Bei einer Messerattacke am Hochrhein sterben drei Mitglieder einer Familie. Der Täter handelt laut Gericht mit „unbedingtem Vernichtungswillen“. Bestraft wird er aber nicht.
Bei einer Messerattacke sterben Ende März im äußersten Süden Deutschlands drei Mitglieder einer Familie – doch der 19-jährige Täter war laut Gerichtsurteil schuldunfähig und kann deshalb nicht bestraft werden. Er müsse nun dauerhaft in einem psychiatrischen Krankenhaus untergebracht werden, auch weil er für andere Menschen weiter gefährlich sei, entschied die Große Jugendkammer des Landgerichts in Waldshut-Tiengen.
Das Gericht sah es als erwiesen an, dass der Deutsch-Italiener seine Eltern und seinen 34-jährigen Bruder mit einem Klappmesser angegriffen und getötet hatte. Die Schwester des Angeklagten erlitt bei dem blutigen Angriff in Hohentengen am Hochrhein (Kreis Waldshut) schwere, aber nicht lebensbedrohliche Stich- und Schnittverletzungen.
Wegen einer schizophrenen Erkrankung war der Angeklagte damals nicht in der Lage zu erkennen, dass er Unrecht tat, wie der Vorsitzende Richter Martin Hauser resümierte. Der 19-Jährige habe seine Eltern im Alter von 58 und 61 Jahren als Inkarnation des Bösen gesehen und mit „unbedingtem Vernichtungswillen“ gehandelt.
Richter: Wahnsystem immer noch vorhanden
Der Täter habe sich auf einer Mission im Kampf gegen das Böse gesehen. „Das ganze Wahnsystem ist immer noch vorhanden“, sagte Hauser.

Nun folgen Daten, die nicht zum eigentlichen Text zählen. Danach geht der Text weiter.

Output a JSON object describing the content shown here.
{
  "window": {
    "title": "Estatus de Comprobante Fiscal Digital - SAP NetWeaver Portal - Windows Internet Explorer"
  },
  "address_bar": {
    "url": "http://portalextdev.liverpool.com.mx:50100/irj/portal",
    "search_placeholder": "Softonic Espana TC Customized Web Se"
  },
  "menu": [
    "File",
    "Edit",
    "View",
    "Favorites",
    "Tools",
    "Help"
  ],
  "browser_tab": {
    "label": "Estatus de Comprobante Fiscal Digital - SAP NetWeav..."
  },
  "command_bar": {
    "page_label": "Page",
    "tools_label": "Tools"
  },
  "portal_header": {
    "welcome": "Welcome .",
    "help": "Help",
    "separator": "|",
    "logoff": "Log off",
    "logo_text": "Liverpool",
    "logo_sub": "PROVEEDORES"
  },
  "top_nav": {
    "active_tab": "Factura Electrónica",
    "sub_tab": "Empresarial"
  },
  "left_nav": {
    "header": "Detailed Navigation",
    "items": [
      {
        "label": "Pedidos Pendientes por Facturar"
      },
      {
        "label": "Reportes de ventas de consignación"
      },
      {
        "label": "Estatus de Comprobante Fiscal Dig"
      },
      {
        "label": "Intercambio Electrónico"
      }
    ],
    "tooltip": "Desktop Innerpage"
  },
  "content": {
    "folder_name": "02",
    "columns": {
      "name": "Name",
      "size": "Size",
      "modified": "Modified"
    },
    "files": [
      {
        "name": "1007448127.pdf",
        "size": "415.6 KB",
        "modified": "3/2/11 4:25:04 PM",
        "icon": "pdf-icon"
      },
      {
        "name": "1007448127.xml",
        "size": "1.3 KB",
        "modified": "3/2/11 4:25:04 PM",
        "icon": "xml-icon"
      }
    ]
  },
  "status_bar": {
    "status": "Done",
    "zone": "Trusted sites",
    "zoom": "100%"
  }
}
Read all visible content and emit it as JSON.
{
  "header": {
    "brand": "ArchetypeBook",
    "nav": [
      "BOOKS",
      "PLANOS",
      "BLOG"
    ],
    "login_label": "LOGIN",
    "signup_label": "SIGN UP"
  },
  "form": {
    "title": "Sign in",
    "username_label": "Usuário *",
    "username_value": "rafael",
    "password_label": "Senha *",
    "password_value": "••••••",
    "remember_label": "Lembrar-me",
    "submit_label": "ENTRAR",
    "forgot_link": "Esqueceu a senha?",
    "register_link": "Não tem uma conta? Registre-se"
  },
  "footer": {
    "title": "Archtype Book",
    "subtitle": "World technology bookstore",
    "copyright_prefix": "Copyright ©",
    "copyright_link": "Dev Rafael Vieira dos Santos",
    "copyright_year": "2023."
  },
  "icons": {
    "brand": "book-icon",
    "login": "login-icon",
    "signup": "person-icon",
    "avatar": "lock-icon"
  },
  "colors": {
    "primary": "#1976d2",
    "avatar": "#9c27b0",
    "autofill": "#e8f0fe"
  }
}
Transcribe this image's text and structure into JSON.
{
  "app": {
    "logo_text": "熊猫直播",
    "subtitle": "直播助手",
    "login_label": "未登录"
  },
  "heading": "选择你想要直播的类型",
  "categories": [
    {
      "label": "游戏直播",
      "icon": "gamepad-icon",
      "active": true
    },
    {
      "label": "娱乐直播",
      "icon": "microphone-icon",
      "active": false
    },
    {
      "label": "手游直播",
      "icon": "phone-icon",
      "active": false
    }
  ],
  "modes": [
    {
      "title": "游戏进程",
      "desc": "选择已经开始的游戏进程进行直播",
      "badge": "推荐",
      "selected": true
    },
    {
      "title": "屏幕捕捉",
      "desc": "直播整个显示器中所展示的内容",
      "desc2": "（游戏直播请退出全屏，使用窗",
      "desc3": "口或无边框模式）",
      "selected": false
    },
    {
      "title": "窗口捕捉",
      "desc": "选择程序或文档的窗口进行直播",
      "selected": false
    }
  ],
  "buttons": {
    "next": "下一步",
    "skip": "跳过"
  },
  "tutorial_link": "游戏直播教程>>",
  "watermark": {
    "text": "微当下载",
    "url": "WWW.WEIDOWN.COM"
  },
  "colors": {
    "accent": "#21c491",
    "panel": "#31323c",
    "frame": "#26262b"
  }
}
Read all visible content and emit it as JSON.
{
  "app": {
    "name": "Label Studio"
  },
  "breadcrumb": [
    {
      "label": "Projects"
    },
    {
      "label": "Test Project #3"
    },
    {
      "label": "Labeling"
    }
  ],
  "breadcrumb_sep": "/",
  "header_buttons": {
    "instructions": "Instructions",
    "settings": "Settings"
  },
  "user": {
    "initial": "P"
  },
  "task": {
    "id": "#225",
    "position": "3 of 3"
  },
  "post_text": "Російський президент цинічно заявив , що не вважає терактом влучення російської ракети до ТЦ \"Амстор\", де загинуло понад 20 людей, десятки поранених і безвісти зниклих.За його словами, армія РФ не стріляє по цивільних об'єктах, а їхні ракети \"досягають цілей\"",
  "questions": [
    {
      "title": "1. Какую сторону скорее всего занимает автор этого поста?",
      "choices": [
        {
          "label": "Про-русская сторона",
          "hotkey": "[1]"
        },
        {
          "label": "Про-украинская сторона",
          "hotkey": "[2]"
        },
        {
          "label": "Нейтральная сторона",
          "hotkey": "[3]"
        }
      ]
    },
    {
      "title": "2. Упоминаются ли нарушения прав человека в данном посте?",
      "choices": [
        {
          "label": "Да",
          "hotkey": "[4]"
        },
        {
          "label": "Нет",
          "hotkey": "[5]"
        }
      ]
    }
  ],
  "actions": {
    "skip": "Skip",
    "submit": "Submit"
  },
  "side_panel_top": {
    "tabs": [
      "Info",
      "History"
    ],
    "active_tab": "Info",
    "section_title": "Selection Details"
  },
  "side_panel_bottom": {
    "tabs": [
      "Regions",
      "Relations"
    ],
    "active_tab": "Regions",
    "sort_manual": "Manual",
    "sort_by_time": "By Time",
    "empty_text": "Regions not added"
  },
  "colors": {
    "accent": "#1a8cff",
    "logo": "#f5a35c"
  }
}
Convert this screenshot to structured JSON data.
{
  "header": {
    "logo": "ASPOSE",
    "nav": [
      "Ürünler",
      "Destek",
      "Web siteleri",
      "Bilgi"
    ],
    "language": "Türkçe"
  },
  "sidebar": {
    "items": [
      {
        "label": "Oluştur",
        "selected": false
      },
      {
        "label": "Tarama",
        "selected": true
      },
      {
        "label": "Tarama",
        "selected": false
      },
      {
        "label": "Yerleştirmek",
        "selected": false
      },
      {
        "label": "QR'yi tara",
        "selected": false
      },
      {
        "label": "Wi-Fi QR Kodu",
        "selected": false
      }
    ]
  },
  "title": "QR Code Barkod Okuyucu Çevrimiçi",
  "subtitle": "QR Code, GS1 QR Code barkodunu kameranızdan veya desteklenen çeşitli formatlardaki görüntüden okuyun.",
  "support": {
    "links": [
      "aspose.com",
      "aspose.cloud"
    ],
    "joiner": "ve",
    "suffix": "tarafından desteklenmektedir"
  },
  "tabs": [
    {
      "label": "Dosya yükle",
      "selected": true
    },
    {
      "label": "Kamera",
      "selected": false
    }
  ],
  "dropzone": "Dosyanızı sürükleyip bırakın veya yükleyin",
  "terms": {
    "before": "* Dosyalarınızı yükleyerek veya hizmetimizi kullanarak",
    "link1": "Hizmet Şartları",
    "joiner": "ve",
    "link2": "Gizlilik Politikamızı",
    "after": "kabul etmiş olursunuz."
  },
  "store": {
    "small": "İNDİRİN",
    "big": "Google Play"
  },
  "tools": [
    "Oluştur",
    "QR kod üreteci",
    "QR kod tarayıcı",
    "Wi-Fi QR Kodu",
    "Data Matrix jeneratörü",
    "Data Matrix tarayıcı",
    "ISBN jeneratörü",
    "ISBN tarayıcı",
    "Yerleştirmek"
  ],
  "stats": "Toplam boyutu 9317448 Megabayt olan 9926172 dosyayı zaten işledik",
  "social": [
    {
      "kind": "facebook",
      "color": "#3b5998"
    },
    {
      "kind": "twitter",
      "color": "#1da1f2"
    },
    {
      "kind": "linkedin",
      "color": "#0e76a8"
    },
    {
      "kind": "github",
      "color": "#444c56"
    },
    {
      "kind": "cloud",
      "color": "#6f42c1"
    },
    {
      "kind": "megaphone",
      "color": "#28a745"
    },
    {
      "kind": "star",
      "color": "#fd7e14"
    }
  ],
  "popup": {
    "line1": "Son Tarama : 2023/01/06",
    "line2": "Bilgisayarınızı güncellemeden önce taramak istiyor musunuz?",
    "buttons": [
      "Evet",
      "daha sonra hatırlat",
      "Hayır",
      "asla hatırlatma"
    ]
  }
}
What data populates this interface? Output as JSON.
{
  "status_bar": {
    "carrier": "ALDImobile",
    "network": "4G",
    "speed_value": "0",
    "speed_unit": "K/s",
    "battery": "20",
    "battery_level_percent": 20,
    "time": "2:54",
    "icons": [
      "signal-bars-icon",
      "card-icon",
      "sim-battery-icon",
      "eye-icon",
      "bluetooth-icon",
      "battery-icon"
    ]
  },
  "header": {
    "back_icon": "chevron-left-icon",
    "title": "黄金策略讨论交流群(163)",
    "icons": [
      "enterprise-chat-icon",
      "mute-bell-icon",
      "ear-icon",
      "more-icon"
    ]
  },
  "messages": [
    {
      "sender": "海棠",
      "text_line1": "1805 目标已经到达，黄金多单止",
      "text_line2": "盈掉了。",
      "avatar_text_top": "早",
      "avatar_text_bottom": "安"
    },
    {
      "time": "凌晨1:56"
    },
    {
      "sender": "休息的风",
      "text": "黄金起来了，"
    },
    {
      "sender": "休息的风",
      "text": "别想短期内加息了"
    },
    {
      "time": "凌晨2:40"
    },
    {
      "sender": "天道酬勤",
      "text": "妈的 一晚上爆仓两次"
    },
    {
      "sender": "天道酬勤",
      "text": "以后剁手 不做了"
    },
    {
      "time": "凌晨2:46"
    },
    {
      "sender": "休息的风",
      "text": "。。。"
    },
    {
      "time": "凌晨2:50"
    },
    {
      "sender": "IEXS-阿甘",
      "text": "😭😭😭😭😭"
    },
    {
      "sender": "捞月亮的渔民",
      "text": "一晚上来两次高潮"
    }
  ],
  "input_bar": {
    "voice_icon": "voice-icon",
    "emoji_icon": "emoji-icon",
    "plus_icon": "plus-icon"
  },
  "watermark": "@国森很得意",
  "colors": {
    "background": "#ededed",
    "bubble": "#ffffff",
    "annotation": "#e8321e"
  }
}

Solange es dieses System noch gebe, bestehe Gefahr für „Leib und Leben anderer Menschen“.
Der Beschuldigte war in dem sogenannten Sicherungsverfahren wegen Totschlags in drei Fällen und versuchten Totschlags mit gefährlicher Körperverletzung angeklagt. Richter Hauser sprach von einem Geschehen, das tragisch und verstörend sei.
Mit Handschellen in den Gerichtssaal
Der 19-Jährige räumte die Tat und deren Hergang bereits Anfang vergangener Woche im Wesentlichen ein. Er wurde mit Handschellen in den Gerichtssaal geführt. Als Kameras von Medien liefen, hielt er sich ein Stück Pappe schützend vor das Gesicht. Die Urteilsverkündigung nahm er regungslos auf. Das Urteil ist noch nicht rechtskräftig. Es kann innerhalb einer Woche Revision eingelegt werden.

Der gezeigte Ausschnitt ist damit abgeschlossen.